Il legame tra gli italiani e la birra rimane dunque indissolubile. E anzi, in epoca Covid-19, si rafforza. E così è stato anche durante il periodo estivo che, dopo mesi di duro lockdown, sembrava aver regalato una boccata d’ossigeno ai player della filiera birraria e agli italiani stessi. Un parziale “ritorno al passato” che ha subito una brusca frenata nel mese di ottobre caratterizzato da misure sempre più restrittive, seppur diversificate su base territoriale.

Birra a pasto per 9 italiani su 10, ma la filiera è a rischio

Spicca una certezza su tutte: la birra rimane una costante nelle scelte di acquisto e nei consumi degli italiani.

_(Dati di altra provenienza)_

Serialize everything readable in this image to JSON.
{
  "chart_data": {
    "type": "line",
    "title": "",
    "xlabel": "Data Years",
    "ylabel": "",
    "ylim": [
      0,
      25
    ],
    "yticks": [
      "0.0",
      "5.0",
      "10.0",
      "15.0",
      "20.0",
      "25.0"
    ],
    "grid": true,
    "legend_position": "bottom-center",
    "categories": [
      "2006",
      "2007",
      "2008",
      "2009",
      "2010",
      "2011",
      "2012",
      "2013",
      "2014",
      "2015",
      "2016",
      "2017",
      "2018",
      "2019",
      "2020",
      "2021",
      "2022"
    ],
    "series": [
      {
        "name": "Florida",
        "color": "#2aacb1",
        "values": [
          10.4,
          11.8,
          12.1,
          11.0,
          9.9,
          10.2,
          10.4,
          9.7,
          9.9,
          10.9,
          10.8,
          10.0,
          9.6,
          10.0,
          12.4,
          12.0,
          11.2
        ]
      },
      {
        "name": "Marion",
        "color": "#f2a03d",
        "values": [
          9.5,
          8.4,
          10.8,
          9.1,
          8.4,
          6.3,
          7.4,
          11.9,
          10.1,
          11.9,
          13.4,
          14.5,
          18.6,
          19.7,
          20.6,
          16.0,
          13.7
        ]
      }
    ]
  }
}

A dirlo è l’indagine di BVA Doxa per AssoBirra. E, seppur l’abbinamento con la pizza vada per la maggiore (è così per il 94% degli intervistati), la “bionda” più amata è sempre più al centro anche di:

  • degustazioni in abbinamento a cibi come formaggi (69%)
  • aperitivi prima di pranzo o cena (66%)
  • in accompagnamento a piatti tra i più diversi della cucina mediterranea (66%)

Le noti dolenti, per gli operatori della filiera, ci sono nel fuori casa azzerato o quasi dalle recenti restrizioni dei Dpcm per l’emergenza sanitaria. Mettendo seriamente a rischio gli oltre 5,7 miliardi di euro di valore condiviso generato dalla birra e che sono da ricondursi all’Ho.Re.Ca. su un totale di 8 miliardi di euro al 2018. Sul piatto anche 144.000 posti di lavoro da proteggere. In questo quadro AssoBirra, chiede urgenti misure su due principali direttive: una riduzione delle accise da un lato già a partire dal 2021, e un sostegno immediato al canale Ho.Re.Ca. dall’altro.